Even if it was OK you can't say it looks OK . I recently found it is not all that hard to use Tex for integrals and is only way for them to look presentable.

But are you sure one and a half cycles is 3π/2 ?

I don't think your answer should have π in the answer, I mean does sin(π) or sin or cos of any easy fraction of π have it?

Optionally simplify by the thought that
one and a half is, er,
One...
and a half.

I don't think it's right that the thing is not changed by phase though it was tempting to think so. Because some of a half-cycle is positive and some negative, and as you change phase some of the positive is becoming negative with no compensation.

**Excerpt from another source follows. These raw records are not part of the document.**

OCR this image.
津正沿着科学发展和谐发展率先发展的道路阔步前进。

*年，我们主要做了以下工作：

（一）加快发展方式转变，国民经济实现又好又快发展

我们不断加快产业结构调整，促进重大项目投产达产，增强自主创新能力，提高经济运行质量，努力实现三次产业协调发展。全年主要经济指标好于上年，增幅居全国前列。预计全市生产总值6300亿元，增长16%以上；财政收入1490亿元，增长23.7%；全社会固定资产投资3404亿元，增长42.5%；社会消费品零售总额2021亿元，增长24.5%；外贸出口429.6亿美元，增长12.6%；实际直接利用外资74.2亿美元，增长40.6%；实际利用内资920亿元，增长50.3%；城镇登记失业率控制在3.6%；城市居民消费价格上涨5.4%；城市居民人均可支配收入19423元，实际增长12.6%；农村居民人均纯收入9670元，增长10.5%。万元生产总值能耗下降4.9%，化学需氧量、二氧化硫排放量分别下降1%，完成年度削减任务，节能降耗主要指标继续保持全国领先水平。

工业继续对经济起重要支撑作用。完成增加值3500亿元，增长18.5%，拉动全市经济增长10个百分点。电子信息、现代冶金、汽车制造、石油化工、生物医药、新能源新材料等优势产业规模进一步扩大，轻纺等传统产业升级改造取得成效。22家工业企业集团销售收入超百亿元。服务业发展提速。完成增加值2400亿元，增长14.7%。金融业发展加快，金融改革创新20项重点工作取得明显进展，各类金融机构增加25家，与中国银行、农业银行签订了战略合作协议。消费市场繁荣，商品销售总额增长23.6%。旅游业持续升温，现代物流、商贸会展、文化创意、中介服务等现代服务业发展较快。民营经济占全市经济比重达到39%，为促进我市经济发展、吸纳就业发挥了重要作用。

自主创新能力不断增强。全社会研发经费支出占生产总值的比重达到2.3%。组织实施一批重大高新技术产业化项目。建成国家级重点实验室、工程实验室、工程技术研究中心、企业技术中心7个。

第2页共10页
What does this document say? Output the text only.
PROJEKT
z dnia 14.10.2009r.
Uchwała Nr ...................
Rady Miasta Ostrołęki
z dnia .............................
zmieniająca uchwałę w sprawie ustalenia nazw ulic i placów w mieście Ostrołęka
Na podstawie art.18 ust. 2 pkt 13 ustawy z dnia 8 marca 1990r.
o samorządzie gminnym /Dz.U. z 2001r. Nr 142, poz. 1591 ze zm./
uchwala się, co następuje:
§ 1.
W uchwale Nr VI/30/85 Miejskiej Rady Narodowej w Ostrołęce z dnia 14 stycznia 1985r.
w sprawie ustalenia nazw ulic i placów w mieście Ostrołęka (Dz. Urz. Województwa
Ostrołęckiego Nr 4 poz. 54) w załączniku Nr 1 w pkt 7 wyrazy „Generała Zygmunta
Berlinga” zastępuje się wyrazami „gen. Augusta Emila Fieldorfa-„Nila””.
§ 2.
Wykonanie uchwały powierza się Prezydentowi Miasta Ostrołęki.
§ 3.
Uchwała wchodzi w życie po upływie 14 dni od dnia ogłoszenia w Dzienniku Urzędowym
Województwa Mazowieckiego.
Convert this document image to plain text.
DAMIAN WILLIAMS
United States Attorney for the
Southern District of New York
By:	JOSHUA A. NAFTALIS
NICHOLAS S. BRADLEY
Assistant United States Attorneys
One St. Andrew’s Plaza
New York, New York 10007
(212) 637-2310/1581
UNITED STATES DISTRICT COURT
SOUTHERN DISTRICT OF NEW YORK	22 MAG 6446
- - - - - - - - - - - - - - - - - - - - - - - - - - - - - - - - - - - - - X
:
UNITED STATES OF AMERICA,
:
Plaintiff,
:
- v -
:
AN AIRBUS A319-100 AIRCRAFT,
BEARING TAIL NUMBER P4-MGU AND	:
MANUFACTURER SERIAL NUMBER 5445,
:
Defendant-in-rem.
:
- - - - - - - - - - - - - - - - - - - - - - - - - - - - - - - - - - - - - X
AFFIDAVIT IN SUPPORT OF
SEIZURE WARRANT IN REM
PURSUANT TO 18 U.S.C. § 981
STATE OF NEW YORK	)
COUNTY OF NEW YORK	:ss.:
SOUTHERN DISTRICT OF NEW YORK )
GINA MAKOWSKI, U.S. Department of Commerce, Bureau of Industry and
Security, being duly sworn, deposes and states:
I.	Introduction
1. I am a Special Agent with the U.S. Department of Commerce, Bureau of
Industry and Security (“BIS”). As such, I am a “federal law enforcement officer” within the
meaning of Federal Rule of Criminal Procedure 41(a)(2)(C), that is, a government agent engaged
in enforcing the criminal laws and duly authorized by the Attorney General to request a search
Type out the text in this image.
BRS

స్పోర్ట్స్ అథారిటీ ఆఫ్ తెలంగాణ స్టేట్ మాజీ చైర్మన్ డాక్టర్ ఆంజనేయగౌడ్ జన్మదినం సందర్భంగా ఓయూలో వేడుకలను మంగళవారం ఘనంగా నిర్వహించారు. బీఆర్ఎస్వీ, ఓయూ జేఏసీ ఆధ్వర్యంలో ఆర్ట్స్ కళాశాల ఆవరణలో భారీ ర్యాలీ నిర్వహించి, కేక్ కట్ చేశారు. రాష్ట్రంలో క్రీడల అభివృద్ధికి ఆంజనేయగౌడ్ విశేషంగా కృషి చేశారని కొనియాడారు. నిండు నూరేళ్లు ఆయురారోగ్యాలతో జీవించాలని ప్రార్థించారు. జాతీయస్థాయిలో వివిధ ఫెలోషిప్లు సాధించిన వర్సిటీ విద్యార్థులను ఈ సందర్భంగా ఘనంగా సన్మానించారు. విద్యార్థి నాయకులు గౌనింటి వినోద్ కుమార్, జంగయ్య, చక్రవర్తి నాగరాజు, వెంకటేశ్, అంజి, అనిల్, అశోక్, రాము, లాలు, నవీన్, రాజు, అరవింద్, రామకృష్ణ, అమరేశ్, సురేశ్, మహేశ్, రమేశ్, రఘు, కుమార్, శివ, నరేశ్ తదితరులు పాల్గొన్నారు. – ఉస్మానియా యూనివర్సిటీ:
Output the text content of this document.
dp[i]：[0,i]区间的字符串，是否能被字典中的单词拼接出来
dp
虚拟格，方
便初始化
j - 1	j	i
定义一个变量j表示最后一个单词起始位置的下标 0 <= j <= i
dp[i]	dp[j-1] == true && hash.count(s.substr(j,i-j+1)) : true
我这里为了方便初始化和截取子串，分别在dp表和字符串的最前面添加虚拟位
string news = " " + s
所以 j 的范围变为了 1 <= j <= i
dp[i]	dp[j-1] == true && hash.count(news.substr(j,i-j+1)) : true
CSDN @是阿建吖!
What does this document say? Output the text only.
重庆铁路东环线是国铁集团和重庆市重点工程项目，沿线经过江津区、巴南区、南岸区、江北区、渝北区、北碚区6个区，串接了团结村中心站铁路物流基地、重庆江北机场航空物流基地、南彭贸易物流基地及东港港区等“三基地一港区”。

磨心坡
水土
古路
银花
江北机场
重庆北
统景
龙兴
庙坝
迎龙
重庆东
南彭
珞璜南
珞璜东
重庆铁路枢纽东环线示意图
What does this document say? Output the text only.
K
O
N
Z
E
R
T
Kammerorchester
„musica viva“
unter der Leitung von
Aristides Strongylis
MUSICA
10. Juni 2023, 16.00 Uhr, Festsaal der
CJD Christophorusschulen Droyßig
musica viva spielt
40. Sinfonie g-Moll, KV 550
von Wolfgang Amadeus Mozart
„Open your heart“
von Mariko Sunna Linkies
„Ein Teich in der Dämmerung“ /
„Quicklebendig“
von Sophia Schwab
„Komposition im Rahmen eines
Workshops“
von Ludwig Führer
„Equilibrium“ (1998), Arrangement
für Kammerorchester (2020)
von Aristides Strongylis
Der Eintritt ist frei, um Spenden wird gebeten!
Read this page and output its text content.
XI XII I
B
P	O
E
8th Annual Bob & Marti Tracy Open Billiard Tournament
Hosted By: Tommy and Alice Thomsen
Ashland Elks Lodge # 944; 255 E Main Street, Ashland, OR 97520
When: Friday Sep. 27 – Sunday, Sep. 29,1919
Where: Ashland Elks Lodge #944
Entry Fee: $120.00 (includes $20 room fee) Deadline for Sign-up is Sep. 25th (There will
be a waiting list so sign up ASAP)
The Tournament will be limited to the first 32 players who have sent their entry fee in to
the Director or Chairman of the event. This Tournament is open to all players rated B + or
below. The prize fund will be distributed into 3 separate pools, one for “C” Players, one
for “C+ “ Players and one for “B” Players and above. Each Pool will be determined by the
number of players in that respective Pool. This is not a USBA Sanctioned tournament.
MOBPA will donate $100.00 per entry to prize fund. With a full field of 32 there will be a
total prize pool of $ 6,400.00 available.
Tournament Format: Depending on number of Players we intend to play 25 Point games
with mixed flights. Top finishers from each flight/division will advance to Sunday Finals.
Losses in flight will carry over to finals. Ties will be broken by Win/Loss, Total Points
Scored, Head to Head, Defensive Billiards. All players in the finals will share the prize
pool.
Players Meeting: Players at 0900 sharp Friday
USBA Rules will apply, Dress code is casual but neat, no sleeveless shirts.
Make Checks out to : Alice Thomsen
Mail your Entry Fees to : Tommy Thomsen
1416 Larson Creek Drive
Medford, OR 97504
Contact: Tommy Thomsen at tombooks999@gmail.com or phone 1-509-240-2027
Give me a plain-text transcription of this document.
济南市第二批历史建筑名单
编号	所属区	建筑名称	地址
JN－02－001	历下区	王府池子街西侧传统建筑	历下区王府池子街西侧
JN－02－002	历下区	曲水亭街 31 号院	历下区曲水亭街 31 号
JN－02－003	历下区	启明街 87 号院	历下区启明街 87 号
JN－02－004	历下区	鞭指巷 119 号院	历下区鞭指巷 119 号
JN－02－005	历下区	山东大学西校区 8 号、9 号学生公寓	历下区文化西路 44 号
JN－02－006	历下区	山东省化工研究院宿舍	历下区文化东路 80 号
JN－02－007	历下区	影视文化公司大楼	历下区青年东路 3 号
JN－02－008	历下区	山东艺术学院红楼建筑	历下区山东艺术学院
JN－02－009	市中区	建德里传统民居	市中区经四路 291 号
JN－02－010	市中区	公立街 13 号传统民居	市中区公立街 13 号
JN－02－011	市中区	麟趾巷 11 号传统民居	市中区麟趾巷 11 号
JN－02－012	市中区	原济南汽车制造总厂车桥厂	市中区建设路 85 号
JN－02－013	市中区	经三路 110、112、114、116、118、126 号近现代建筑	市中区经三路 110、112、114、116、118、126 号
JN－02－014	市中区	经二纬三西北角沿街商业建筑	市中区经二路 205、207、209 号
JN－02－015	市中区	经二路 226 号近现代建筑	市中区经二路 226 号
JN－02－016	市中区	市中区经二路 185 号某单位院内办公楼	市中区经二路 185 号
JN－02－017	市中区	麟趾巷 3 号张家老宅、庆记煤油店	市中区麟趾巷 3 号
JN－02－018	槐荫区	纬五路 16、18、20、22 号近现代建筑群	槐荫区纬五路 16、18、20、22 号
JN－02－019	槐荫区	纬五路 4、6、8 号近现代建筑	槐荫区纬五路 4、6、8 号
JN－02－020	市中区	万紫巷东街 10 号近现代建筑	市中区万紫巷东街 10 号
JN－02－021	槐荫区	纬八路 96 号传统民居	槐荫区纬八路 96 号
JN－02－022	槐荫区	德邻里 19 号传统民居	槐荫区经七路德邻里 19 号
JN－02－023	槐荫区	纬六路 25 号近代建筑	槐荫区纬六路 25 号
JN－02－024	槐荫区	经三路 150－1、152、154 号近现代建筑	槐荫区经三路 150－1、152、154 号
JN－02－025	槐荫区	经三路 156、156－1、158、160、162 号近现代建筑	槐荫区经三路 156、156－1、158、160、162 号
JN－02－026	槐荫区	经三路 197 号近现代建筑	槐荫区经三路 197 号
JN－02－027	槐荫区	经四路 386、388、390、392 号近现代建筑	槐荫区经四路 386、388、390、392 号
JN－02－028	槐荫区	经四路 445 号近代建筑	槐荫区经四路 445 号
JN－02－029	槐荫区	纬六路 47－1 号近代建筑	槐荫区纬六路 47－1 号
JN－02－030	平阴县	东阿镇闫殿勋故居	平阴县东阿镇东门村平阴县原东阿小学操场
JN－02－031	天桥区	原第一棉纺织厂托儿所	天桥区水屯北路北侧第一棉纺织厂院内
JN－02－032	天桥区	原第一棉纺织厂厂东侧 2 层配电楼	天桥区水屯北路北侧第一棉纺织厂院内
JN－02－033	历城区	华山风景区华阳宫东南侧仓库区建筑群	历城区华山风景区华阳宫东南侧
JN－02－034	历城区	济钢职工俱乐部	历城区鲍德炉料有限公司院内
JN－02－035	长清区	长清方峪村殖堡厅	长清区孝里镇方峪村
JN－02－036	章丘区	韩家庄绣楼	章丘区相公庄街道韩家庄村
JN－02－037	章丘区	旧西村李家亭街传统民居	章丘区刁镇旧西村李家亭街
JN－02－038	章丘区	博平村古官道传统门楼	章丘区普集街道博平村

I suggest you draw yourself a picture of this sine and its limits and you will see this.

 

[Ray Vickson]

Homework Statement

Find the average of a sinusoidal function over 1.5 cycles

2880*sin(wt - 30 degrees)

Homework Equations

The Attempt at a Solution

Alright so

1/( (3*pi)/2 - 0) * integral[0, (3*pi)/2] 2880*sin(wt - 30 degrees) dt
I shift it over to the origin because it shouldn't effect the average no matter the phase?
(5760/(3pi)) * integral[0, (3*pi)/2] 2880*sin(wt) dt
- (5760/(3pi))*cos(t)|[0, (3*pi)/2]
- (5760/(3pi))*(0-1)
1920/pi

Does this look ok?

Questions:
(1) Why do you choose an upper limit of 3*pi/2? What happened to w?
(2) Are you really sure that you can shift the origin? Certainly, for a whole number of cycles you could do it, but have you actually proven that you can do it for a fractional number of cycles?

Anyway, my answer does not agree with yours.

Finally: never mix up units the way you are doing; either use degrees all the way, or radians throughout--with the latter strongly preferred, as it makes integration and differentiation easier. So, re-write 30 degrees in terms of radians.